Et vous allez me dire… quel genre de personne choisit une si curieuse profession ?
Je me suis posée la même question ! Aussi me suis-je empressée de lire son livre fraîchement sorti aux éditions 41, « Les yeux qu’on ferme, récit d’une thanatopractrice » et… J’ai découvert une profession de l’ombre qui mérite pourtant toute la lumière. J’ai compris l’importance de leurs gestes pour permettre aux familles de faire le deuil de leurs proches.

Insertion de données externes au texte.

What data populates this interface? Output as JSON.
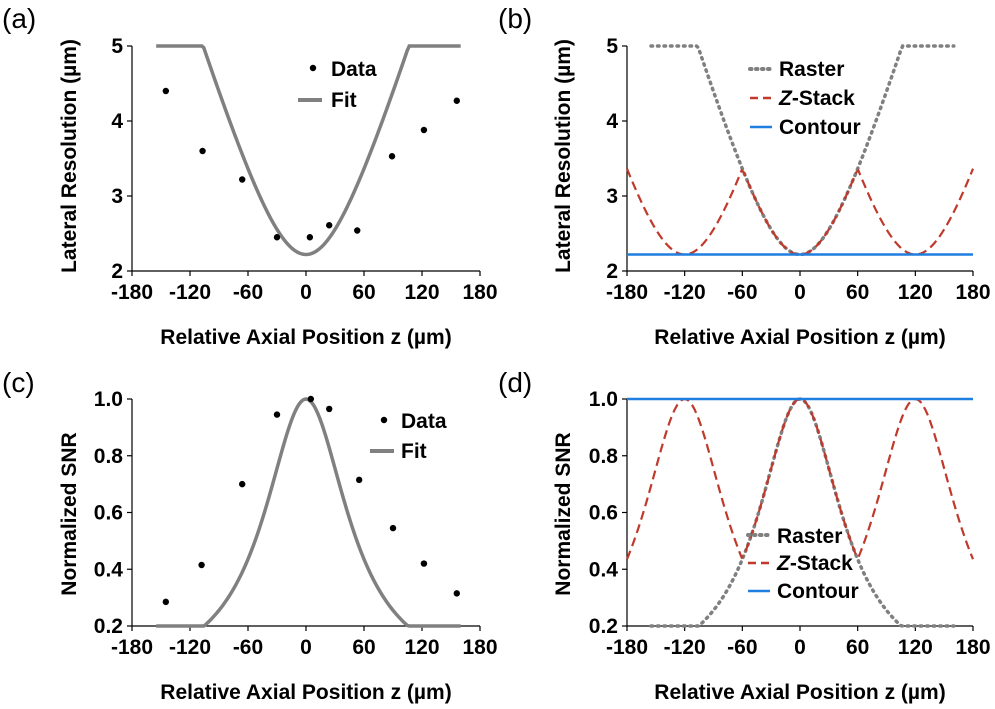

J’ai réalisé la complexité de leur intervention et toute leur dimension artistique : comment rendre visible un défunt qui a pris une balle dans la tête ? Comment honorer une mamie coquette ? J’ai ouvert les yeux sur le monde funéraire : là où la mort fait partie de la vie.
Rencontre sans filtre avec celle qui milite pour une meilleure écoute des enfants endeuillés, et pour la reconnaissance d’une profession qui nous concerne toutes et tous !

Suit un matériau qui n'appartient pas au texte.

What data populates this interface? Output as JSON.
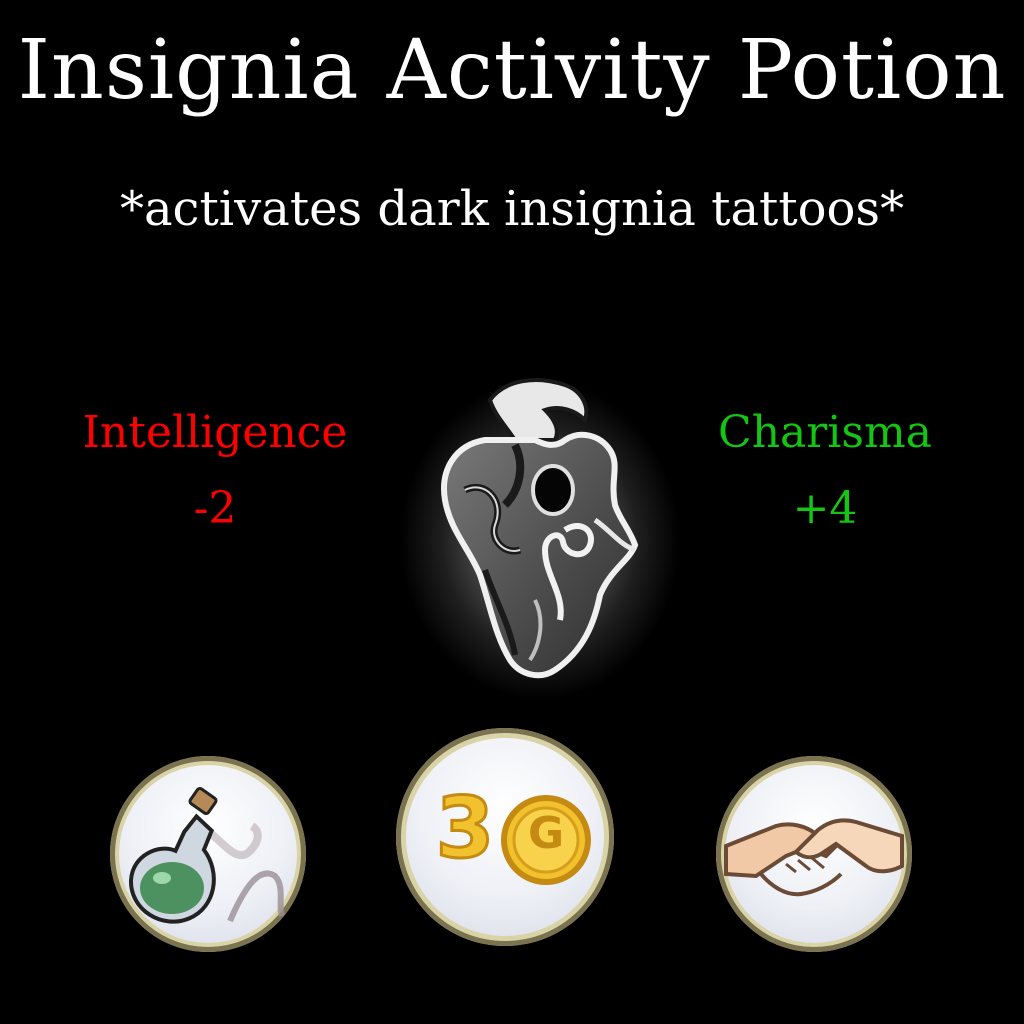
{
  "header": {
    "title": "Insignia Activity Potion",
    "subtitle": "*activates dark insignia tattoos*"
  },
  "stats": {
    "left": {
      "name": "Intelligence",
      "value": "-2",
      "color": "#ff0000"
    },
    "right": {
      "name": "Charisma",
      "value": "+4",
      "color": "#14c514"
    }
  },
  "emblem": {
    "icon": "dark-insignia-heart-icon"
  },
  "badges": {
    "potion": {
      "icon": "potion-flask-icon"
    },
    "price": {
      "icon": "gold-coin-icon",
      "amount": "3",
      "currency_symbol": "G"
    },
    "handshake": {
      "icon": "handshake-icon"
    }
  }
}
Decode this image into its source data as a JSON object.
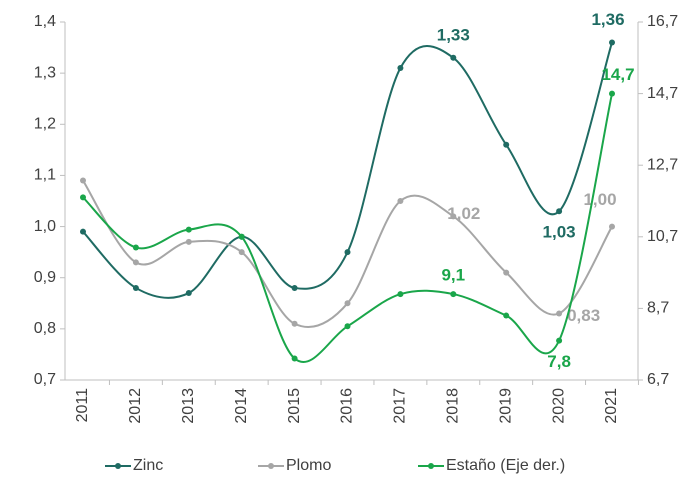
{
  "chart_data": {
    "type": "line",
    "categories": [
      "2011",
      "2012",
      "2013",
      "2014",
      "2015",
      "2016",
      "2017",
      "2018",
      "2019",
      "2020",
      "2021"
    ],
    "series": [
      {
        "name": "Zinc",
        "color": "#1f6b63",
        "axis": "y",
        "values": [
          0.99,
          0.88,
          0.87,
          0.98,
          0.88,
          0.95,
          1.31,
          1.33,
          1.16,
          1.03,
          1.36
        ],
        "value_labels": [
          null,
          null,
          null,
          null,
          null,
          null,
          null,
          "1,33",
          null,
          "1,03",
          "1,36"
        ]
      },
      {
        "name": "Plomo",
        "color": "#a6a6a6",
        "axis": "y",
        "values": [
          1.09,
          0.93,
          0.97,
          0.95,
          0.81,
          0.85,
          1.05,
          1.02,
          0.91,
          0.83,
          1.0
        ],
        "value_labels": [
          null,
          null,
          null,
          null,
          null,
          null,
          null,
          "1,02",
          null,
          "0,83",
          "1,00"
        ]
      },
      {
        "name": "Estaño (Eje der.)",
        "color": "#1aa64a",
        "axis": "y2",
        "values": [
          11.8,
          10.4,
          10.9,
          10.7,
          7.3,
          8.2,
          9.1,
          9.1,
          8.5,
          7.8,
          14.7
        ],
        "value_labels": [
          null,
          null,
          null,
          null,
          null,
          null,
          null,
          "9,1",
          null,
          "7,8",
          "14,7"
        ]
      }
    ],
    "ylim": [
      0.7,
      1.4
    ],
    "yticks": [
      {
        "value": 0.7,
        "label": "0,7"
      },
      {
        "value": 0.8,
        "label": "0,8"
      },
      {
        "value": 0.9,
        "label": "0,9"
      },
      {
        "value": 1.0,
        "label": "1,0"
      },
      {
        "value": 1.1,
        "label": "1,1"
      },
      {
        "value": 1.2,
        "label": "1,2"
      },
      {
        "value": 1.3,
        "label": "1,3"
      },
      {
        "value": 1.4,
        "label": "1,4"
      }
    ],
    "y2lim": [
      6.7,
      16.7
    ],
    "y2ticks": [
      {
        "value": 6.7,
        "label": "6,7"
      },
      {
        "value": 8.7,
        "label": "8,7"
      },
      {
        "value": 10.7,
        "label": "10,7"
      },
      {
        "value": 12.7,
        "label": "12,7"
      },
      {
        "value": 14.7,
        "label": "14,7"
      },
      {
        "value": 16.7,
        "label": "16,7"
      }
    ],
    "grid": false,
    "legend": "bottom"
  }
}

Votre vocation de thanatopractrice, vous la devez à un deuil que vous avez eu beaucoup de mal à faire : celui de votre père décédé d’un accident de moto alors que vous avez 7 ans…
Cette mission, je la dois aux adultes qui m’ont empêchée de voir mon père défunt et de lui dire adieu car cette décision, prise sans mon accord, sans même me consulter, a été le facteur aggravant de mon traumatisme. Les répercussions ont été multiples, à la fois sur ma construction psychique, sur ma santé et sur mes relations aux autres. Le drame qui s’est joué pour moi, à la suite de cette absence de confrontation avec le corps de mon père, c’est d’avoir assimilé sa mort à un abandon. Car j’avais besoin de voir pour croire.
La pédagogie que vous déployez sur vos réseaux sociaux et dans votre livre pour expliquer votre métier de thanatopractrice vise aussi et surtout à défendre les enfants endeuillés. Pensez-vous qu’on ne les écoute pas assez ?
Et quand je dis expliquer les choses simplement, cela veut dire être clair dans ses mots en évitant les figures de style du type « Il s’est endormi pour toujours », qui peuvent par exemple poser des problèmes d’endormissement chez l’enfant par la suite ! Quand un adulte utilise ce genre d’images pour expliquer la mort à un enfant, ce sont eux-mêmes qu’ils protègent, pas leur enfant.
Beaucoup de parents ne savent pas comment réagir au décès d’un proche, ce qui est parfaitement compréhensible : comment en parler à leur(s) enfant(s) ? Il ne faut pas hésiter à appeler un pédo-psychologue et poser des questions en cas d’incertitude car bien évidemment on n’est pas toujours préparés à la mort de quelqu’un.
Vous déployez dans votre livre une certaine idée du deuil qui ne nous quitte jamais vraiment…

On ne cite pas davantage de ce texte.